What would Jenny have said? The answer to that was, nothing, because whatever Diana said, he was sure that if Jenny were still alive Monica would not have turned out to be – Christ, he had to stop shying away from the word – a lesbian. The thing with Benson he supposed he could understand, a bit – an attempt to convince herself she wasn’t one – but the fact it had gone disastrously wrong couldn’t have helped. She must have felt so lonely and scared. Knowing that she’d been scared of him, on top of everything else, made him feel about an inch high.
She thinks she’s failed you
. That’s what Diana had said. It was like Jenny, before she died, not telling him she was pregnant. Surely he couldn’t be that much of an ogre? Or had Jenny and Monica both, in their different ways, thought they were trying to protect him?
He
was supposed to protect
them
, not the other way round.

In any case, who was he to judge Monica? She evidently couldn’t help what she was, and here he was – with his
own son
, probably at this very moment, risking his life in a theatre of war – lying in bed with a woman who wasn’t his wife. And it wasn’t, as Diana had pointed out, even as if they were doing it on account, so to speak. Hardly on the moral high ground, was he? Of course, Monica and Marion weren’t planning to marry, either, but then
they
didn’t have the choice. The world really
would
have to change in totally unimaginable – not to mention completely implausible – ways before
that
ever became legal. Stratton made a vague stab at trying to imagine the sort of society in which it might even be considered as a possibility, but gave up almost at once and returned to considering his own position. Sleeping with Diana would be a thousand – a million – times worse, of course, if Jenny were still alive, but it still wasn’t any sort of example to
set to one’s children. He wondered if they knew – or rather, guessed – that he and Diana sometimes slept together. Pete had, he was sure. What had he said?
Nice to know you’re human like the rest of us
. If to err was human, then he was far too bloody human, in almost every way possible. That was the problem.
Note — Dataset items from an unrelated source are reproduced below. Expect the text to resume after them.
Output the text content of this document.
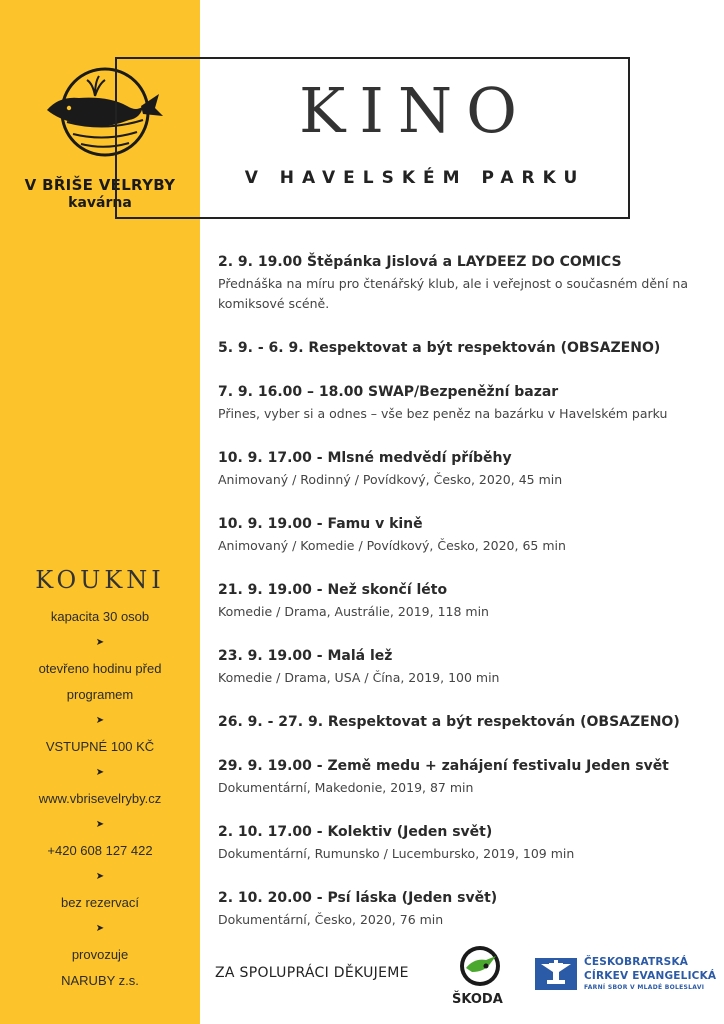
V BŘIŠE VELRYBY
kavárna
KINO
V HAVELSKÉM PARKU
KOUKNI
kapacita 30 osob
➤
otevřeno hodinu před programem
➤
VSTUPNÉ 100 KČ
➤
www.vbrisevelryby.cz
➤
+420 608 127 422
➤
bez rezervací
➤
provozuje NARUBY z.s.
2. 9. 19.00 Štěpánka Jislová a LAYDEEZ DO COMICS
Přednáška na míru pro čtenářský klub, ale i veřejnost o současném dění na komiksové scéně.
5. 9. - 6. 9. Respektovat a být respektován (OBSAZENO)
7. 9. 16.00 – 18.00 SWAP/Bezpeněžní bazar
Přines, vyber si a odnes – vše bez peněz na bazárku v Havelském parku
10. 9. 17.00 - Mlsné medvědí příběhy
Animovaný / Rodinný / Povídkový, Česko, 2020, 45 min
10. 9. 19.00 - Famu v kině
Animovaný / Komedie / Povídkový, Česko, 2020, 65 min
21. 9. 19.00 - Než skončí léto
Komedie / Drama, Austrálie, 2019, 118 min
23. 9. 19.00 - Malá lež
Komedie / Drama, USA / Čína, 2019, 100 min
26. 9. - 27. 9. Respektovat a být respektován (OBSAZENO)
29. 9. 19.00 - Země medu + zahájení festivalu Jeden svět
Dokumentární, Makedonie, 2019, 87 min
2. 10. 17.00 - Kolektiv (Jeden svět)
Dokumentární, Rumunsko / Lucembursko, 2019, 109 min
2. 10. 20.00 - Psí láska (Jeden svět)
Dokumentární, Česko, 2020, 76 min
ZA SPOLUPRÁCI DĚKUJEME
ŠKODA
ČESKOBRATRSKÁ
CÍRKEV EVANGELICKÁ
FARNÍ SBOR V MLADÉ BOLESLAVI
He’d been surprised – shocked, even, although compared to the other thing it was pretty insignificant – when Diana had come straight out with the fact that they both knew she was never going to be Mrs Stratton. She’d been so different when they were talking; forthright and sensible. Which, he supposed, she was in the normal course of things – nowadays, at least, being a career woman and all that – it was just that they weren’t words he’d ever connected with her. She’d always been too special for that, too rarefied. But tonight, she’d begun to sound … well, almost like Jenny. He glanced across at her, but her eyes were closed and her breathing slow and even.

Stratton turned away from her and lay gazing at the window until the blackness round the edges of the curtains began to lighten, and the first birds began to sing. Then, slowly and quietly, he crept out of bed, shivering in the freezing room, retrieved his clothes, and slunk downstairs to dress before leaving so as not to disturb Diana. He stoked the range so that there’d be hot water for her when she woke up, and tore a page from his notebook to write her a note. He was standing at the kitchen table, pencil poised, trying to think of what the hell to write after ‘Thank you for dinner’, when he heard a noise on the stairs and a second later, she was standing in the doorway, wrapped in a dressing gown.